После представления опекуном отчета о финансовом состоянии подопечного на втором заседании суда было принято решение выдавать Шарлю лишь процент от прибыли, получаемой от эксплуатации принадлежащих ему по наследству земельных участков – 200 франков в месяц. По тем временам эта сумма была сравнима с заработком неквалифицированного рабочего и позволяла влачить жалкое существование.
Опекунство Анселя, друга дома Опиков, над «беспутным» поэтом продолжалось в течение двадцати трех лет. В конце концов между ними установились дружеские отношения, но отчима пасынок не простил – именно его он счел инициатором унизительной акции, коренным образом изменившей его жизнь, превратившей в клошара.
Злополучие преследовало Шарля Бодлера, судя по его переписке и дневниковым заметкам, с отрочества и до гробовой доски, порождало щемящее подозрение о своей «обреченности на вечное одиночество», а с годами и выношенное убеждение: «Как бы я себя ни проявил, я останусь чудовищем» в глазах окружающих.

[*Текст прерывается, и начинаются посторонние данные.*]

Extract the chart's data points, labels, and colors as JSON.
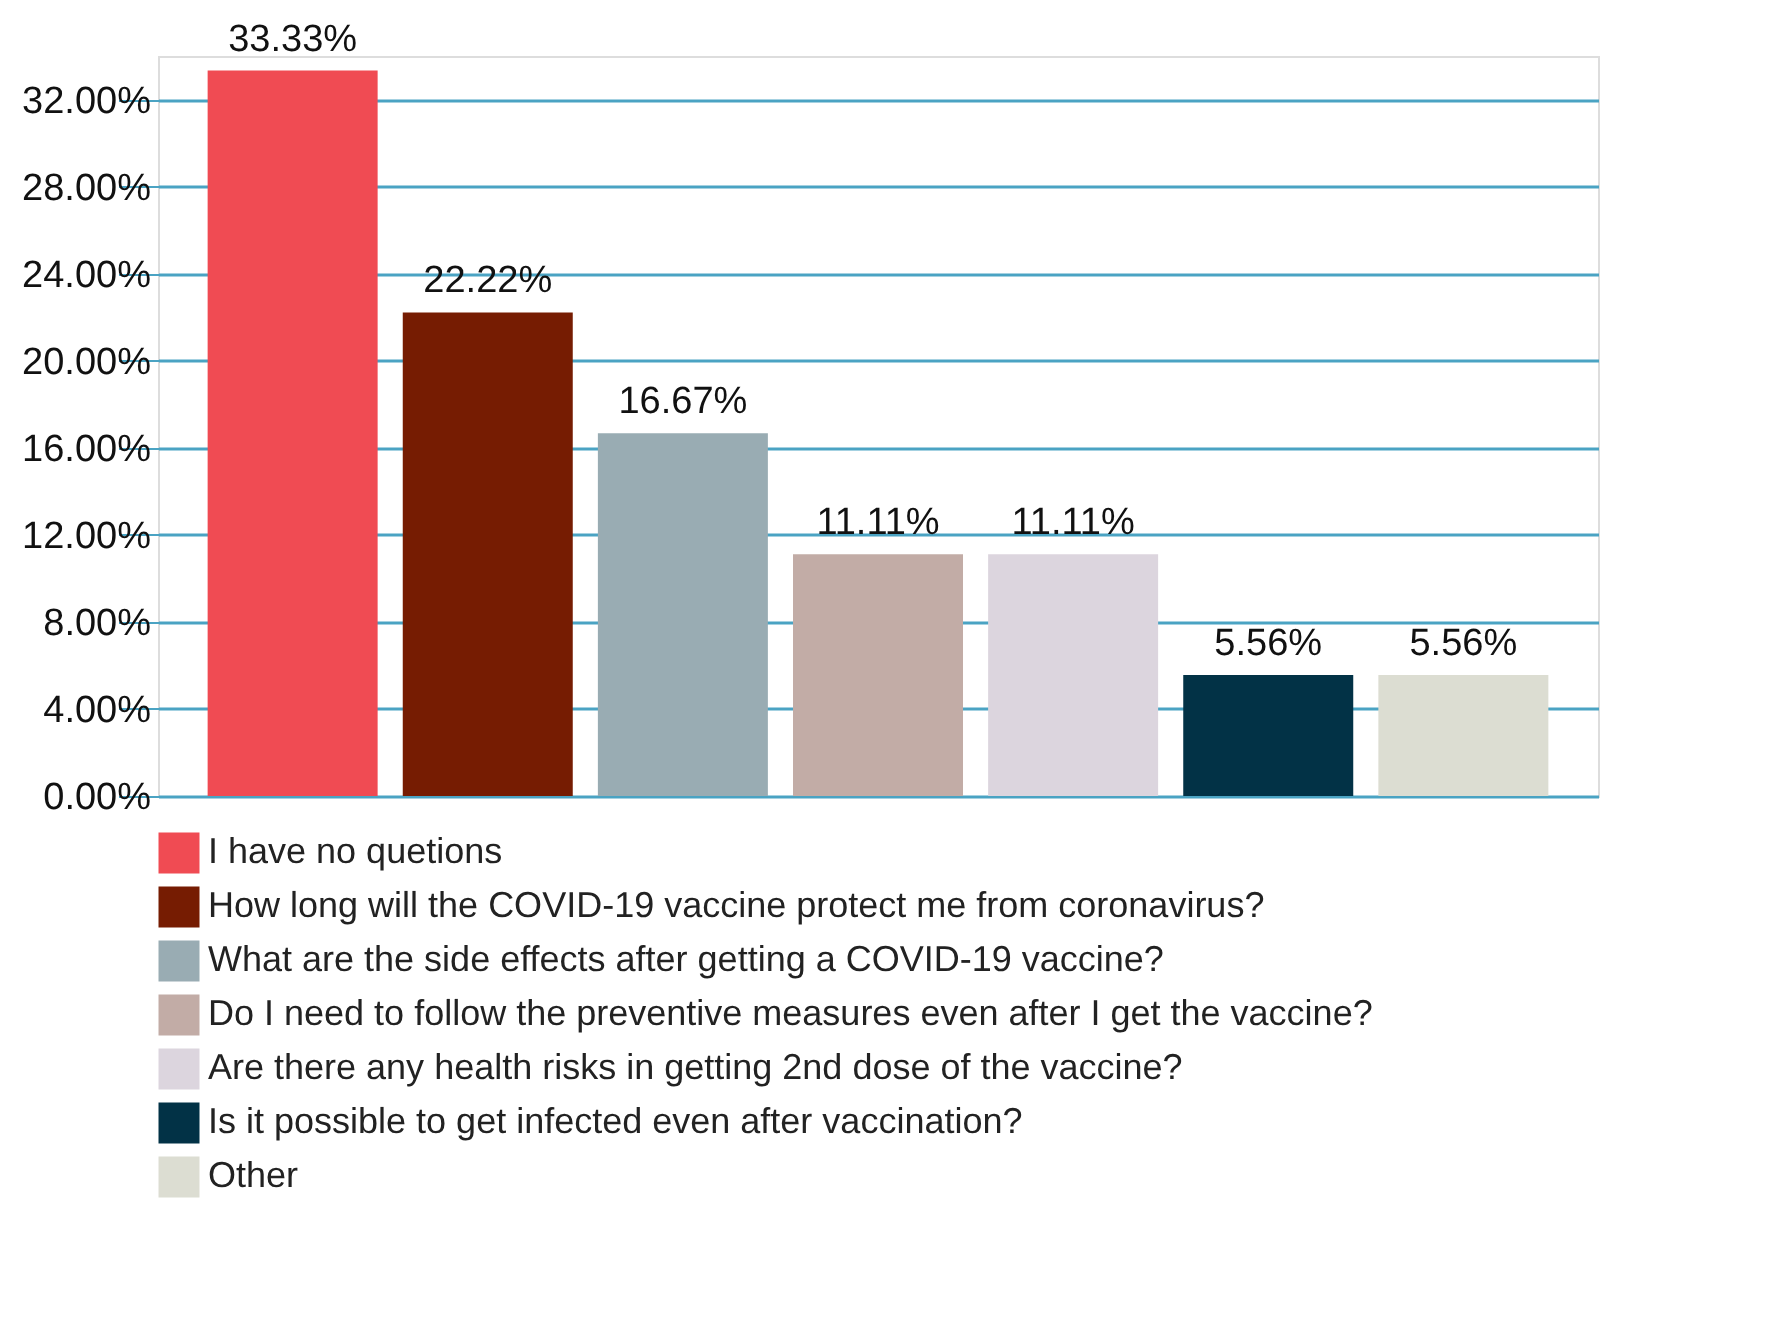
{
  "chart_data": {
    "type": "bar",
    "categories": [
      null,
      null,
      null,
      null,
      null,
      null,
      null
    ],
    "series": [
      {
        "name": "I have no quetions",
        "color": "#f04b53",
        "values": [
          33.33,
          null,
          null,
          null,
          null,
          null,
          null
        ],
        "value_labels": [
          "33.33%",
          null,
          null,
          null,
          null,
          null,
          null
        ]
      },
      {
        "name": "How long will the COVID-19 vaccine protect me from coronavirus?",
        "color": "#761c02",
        "values": [
          null,
          22.22,
          null,
          null,
          null,
          null,
          null
        ],
        "value_labels": [
          null,
          "22.22%",
          null,
          null,
          null,
          null,
          null
        ]
      },
      {
        "name": "What are the side effects after getting a COVID-19 vaccine?",
        "color": "#99acb3",
        "values": [
          null,
          null,
          16.67,
          null,
          null,
          null,
          null
        ],
        "value_labels": [
          null,
          null,
          "16.67%",
          null,
          null,
          null,
          null
        ]
      },
      {
        "name": "Do I need to follow the preventive measures even after I get the vaccine?",
        "color": "#c2aca6",
        "values": [
          null,
          null,
          null,
          11.11,
          null,
          null,
          null
        ],
        "value_labels": [
          null,
          null,
          null,
          "11.11%",
          null,
          null,
          null
        ]
      },
      {
        "name": "Are there any health risks in getting 2nd dose of the vaccine?",
        "color": "#dcd5de",
        "values": [
          null,
          null,
          null,
          null,
          11.11,
          null,
          null
        ],
        "value_labels": [
          null,
          null,
          null,
          null,
          "11.11%",
          null,
          null
        ]
      },
      {
        "name": "Is it possible to get infected even after vaccination?",
        "color": "#023246",
        "values": [
          null,
          null,
          null,
          null,
          null,
          5.56,
          null
        ],
        "value_labels": [
          null,
          null,
          null,
          null,
          null,
          "5.56%",
          null
        ]
      },
      {
        "name": "Other",
        "color": "#dcddd2",
        "values": [
          null,
          null,
          null,
          null,
          null,
          null,
          5.56
        ],
        "value_labels": [
          null,
          null,
          null,
          null,
          null,
          null,
          "5.56%"
        ]
      }
    ],
    "ylim": [
      0,
      34
    ],
    "yticks": [
      {
        "value": 0,
        "label": "0.00%"
      },
      {
        "value": 4,
        "label": "4.00%"
      },
      {
        "value": 8,
        "label": "8.00%"
      },
      {
        "value": 12,
        "label": "12.00%"
      },
      {
        "value": 16,
        "label": "16.00%"
      },
      {
        "value": 20,
        "label": "20.00%"
      },
      {
        "value": 24,
        "label": "24.00%"
      },
      {
        "value": 28,
        "label": "28.00%"
      },
      {
        "value": 32,
        "label": "32.00%"
      }
    ],
    "grid": "y",
    "legend": "bottom",
    "tick_labels": "y"
  }
}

Жизнь его и в самом деле выглядит вереницей тех повседневных поражений, какими обычно расплачиваются за угловатый нрав, упрямое нежелание поступать и думать как все.
Существует множество спекуляций на тему «пролетарских чувств» и «пролетарской революционности» поэта. Хотя Шарлю действительно довелось прочувствовать социальную отверженность и испытать долю парии, он никогда не отождествлял себя с «народом» и не стал борцом за социальную справедливость. Его «бунт» заключался совсем в ином, и, если хотите, был гораздо глубже и мудрее (я бы сказал – онтологичнее): как затем Ницше, он требовал «переоценки всех ценностей».

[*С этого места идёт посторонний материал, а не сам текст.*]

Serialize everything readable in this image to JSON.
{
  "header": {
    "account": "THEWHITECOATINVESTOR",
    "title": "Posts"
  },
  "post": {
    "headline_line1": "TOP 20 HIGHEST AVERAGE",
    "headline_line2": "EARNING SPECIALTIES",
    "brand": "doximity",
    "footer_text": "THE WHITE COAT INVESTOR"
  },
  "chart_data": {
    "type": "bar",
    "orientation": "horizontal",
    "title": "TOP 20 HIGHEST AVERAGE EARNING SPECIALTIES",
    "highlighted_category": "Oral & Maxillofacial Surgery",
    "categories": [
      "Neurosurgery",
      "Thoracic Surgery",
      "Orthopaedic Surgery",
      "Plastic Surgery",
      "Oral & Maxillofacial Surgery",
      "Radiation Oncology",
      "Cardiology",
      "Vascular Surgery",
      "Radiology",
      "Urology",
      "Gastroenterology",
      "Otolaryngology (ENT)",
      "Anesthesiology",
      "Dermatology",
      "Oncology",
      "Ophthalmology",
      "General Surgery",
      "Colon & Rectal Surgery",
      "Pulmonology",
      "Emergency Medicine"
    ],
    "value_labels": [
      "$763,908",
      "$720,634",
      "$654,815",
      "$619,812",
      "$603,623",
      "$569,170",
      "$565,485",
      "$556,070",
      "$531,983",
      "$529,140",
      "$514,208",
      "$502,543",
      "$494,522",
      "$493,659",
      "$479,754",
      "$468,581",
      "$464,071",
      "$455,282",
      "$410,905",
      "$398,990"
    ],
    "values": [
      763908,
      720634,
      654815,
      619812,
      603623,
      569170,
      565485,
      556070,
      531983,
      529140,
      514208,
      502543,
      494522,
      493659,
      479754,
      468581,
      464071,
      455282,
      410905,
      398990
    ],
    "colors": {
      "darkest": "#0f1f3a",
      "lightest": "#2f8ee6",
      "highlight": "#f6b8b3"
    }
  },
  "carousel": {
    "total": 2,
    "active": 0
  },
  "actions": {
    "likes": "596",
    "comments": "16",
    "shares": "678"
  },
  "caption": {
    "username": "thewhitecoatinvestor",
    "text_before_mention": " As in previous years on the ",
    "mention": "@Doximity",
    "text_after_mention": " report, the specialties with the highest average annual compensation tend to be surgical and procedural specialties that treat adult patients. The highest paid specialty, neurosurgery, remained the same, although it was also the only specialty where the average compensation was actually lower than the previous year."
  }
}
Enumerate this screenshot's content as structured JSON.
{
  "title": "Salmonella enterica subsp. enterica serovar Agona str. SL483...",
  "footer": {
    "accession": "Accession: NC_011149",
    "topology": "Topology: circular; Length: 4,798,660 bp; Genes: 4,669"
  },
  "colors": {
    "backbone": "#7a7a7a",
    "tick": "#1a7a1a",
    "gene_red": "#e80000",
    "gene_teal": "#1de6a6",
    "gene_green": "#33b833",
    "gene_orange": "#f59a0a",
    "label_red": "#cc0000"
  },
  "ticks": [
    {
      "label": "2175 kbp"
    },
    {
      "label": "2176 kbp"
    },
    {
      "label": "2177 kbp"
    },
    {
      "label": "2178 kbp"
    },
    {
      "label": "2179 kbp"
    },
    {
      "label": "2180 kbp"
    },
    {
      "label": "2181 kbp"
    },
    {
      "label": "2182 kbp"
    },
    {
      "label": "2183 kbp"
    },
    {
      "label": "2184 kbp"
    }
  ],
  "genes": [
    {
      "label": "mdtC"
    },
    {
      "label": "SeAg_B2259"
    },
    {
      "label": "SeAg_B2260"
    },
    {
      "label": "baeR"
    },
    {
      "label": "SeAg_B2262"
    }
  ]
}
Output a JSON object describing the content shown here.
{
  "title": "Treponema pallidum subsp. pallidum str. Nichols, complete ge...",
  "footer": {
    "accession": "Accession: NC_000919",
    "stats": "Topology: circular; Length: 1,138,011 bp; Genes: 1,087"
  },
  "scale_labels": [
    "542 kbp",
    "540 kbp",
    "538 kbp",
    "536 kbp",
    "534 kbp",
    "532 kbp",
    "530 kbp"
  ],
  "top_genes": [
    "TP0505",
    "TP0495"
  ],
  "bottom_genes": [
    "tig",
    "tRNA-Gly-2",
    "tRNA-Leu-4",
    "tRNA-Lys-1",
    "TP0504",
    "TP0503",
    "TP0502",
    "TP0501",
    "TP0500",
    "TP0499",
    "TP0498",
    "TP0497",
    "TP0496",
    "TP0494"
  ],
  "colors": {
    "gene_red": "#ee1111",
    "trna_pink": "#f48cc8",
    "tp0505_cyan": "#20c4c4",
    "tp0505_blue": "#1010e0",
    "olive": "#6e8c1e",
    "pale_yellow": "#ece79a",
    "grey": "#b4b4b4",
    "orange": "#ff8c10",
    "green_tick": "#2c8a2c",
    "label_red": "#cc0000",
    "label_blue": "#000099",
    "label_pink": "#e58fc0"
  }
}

В сущности, семья добилась желаемого: лишенный наследства, Бодлер был вынужден задуматься о заработке – вступил на литературное поприще, следуя «внутреннему голосу», призванию, которое, правда, тоже не удовлетворяло Опиков. Фактически он стал «литературным поденщиком», каких немало в Париже, и отличался от них талантом и той глубочайшей преданностью «профессии», которая присуща только «призванным».
Свидетельство тому его беседы в еженедельнике «Тантамар», его «Собрание утешительных изречений о любви» в журнале «Корсер-Сатан», его «Советы молодым литераторам» в газете «Эспри пюблик», не говоря уже о рецензиях на выходящие книги. Высшим, однако, достижением Бодлера-критика сороковых годов являются брошюры «Салон 1845 года» и особенно «Салон 1846 года». Не до конца, возможно, оцененные, брошюры эти являются несомненно подлинными шедеврами французской художественной критики.